Le très dense article (1) publié dans Nature Communications et dont Valentin Fischer, chargé de cours à l’Université de Liège, est le premier auteur, lève un peu plus le voile sur l’extinction des ichtyosaures à la fin du Crétacé. Mais son intérêt vient aussi des méthodes utilisées pour y parvenir : plutôt que de considérer les moyennes de certaines variables sur de longues périodes (plusieurs millions d’années), les chercheurs ont cette fois eu accès à des données (niveau des mers et température globale) qui leur ont permis une analyse plus fine, rendant compte de la dynamique des phénomènes environnementaux durant le Crétacé. Ils ont pu en déduire que les ichtyosaures avaient disparu rapidement (mais pas de manière brutale) en deux phases, coïncidant avec les bouleversements profonds des milieux marins dus notamment, voici 95 millions d’années, à la séparation rapide des continents. Le niveau des mers était alors jusqu’à 150 mètres plus élevé qu’aujourd’hui et toute glace avait disparu de notre planète !
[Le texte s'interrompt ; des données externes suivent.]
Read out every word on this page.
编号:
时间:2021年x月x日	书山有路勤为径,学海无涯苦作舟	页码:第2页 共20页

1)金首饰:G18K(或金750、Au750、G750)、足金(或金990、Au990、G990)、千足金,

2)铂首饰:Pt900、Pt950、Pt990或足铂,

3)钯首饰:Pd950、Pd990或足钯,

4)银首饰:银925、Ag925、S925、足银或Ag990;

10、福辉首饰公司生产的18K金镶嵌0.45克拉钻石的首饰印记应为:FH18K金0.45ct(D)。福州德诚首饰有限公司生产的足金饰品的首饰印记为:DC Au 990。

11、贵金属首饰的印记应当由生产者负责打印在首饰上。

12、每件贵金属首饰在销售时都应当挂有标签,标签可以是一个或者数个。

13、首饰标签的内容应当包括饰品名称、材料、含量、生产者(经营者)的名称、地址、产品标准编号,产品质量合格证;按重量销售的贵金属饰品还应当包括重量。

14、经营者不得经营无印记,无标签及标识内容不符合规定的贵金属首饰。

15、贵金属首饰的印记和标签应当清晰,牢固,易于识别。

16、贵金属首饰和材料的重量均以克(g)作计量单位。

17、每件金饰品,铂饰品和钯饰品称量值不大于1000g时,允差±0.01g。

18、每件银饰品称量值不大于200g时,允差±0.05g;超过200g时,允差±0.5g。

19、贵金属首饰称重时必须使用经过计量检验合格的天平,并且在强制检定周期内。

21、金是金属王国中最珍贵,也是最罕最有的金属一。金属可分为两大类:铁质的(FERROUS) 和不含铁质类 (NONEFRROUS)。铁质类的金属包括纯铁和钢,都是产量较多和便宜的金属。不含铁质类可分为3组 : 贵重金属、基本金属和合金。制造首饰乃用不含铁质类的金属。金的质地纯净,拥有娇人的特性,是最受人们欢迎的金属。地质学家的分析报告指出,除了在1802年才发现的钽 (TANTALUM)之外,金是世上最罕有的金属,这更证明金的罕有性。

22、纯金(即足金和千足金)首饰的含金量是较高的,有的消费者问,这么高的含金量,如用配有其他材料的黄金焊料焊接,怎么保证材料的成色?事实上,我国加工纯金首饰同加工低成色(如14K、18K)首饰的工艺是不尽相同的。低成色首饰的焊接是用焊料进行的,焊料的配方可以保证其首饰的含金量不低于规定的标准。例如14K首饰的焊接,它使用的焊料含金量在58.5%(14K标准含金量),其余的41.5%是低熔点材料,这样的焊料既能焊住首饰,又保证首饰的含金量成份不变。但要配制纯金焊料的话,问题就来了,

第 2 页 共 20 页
Les ichtyosaures, Valentin Fischer, chargé de cours au département de géologie de l’Université de Liège, les connaît bien. Il leur a consacré sa thèse de doctorat (lire La fausse extinction des ichtyosaures et Le nageur hors du temps), montrant notamment qu’ils n’avaient pas disparu à la fin du Jurassique (il y a 145 millions d’années), mais bien plus tard, à la fin du Crétacé (95 millions d’années).

Derniers ichtyosaures

« On connaissait bien les ichtyosaures au début de leur histoire (Trias-Jurassique – de -250 à -150 millions d’années), rappelle Valentin Fischer, mais pas au Crétacé. Notamment en ce qui concerne leur diversité. » Les paléontologues avaient dès lors formulé trois hypothèses quant à leur disparition. La première était celle du lent déclin, sans raison précise. La deuxième faisait intervenir la compétition entre organismes. L’arrivée de nouveaux poissons rapides vers le milieu du Crétacé ou de nouveaux reptiles comme le mosasaure, plus forts, plus rapides, auraient contraint les ichtyosaures à la disparition. La troisième supposait une disparition de leur nourriture. Il était en effet convenu qu’ils ne mangeaient qu’un aliment, des petits céphalopodes de type bélemnite. Et ceux-ci ayant en partie disparu, les ichtyosaures auraient suivi. « Ces trois hypothèses ont cependant un point commun, explique Valentin Fischer : elles présupposent que les ichtyosaures étaient peu diversifiés au Crétacé, qu’il y avait peu d’espèces et qu’ils ne savaient pas répondre aux changements de compétition, de nourriture. » Dans sa thèse de doctorat, Valentin Fischer a donc examiné quantité de fossiles issus du Crétacé pour voir quelle était la diversité à cette époque et la comparer avec le Jurassique.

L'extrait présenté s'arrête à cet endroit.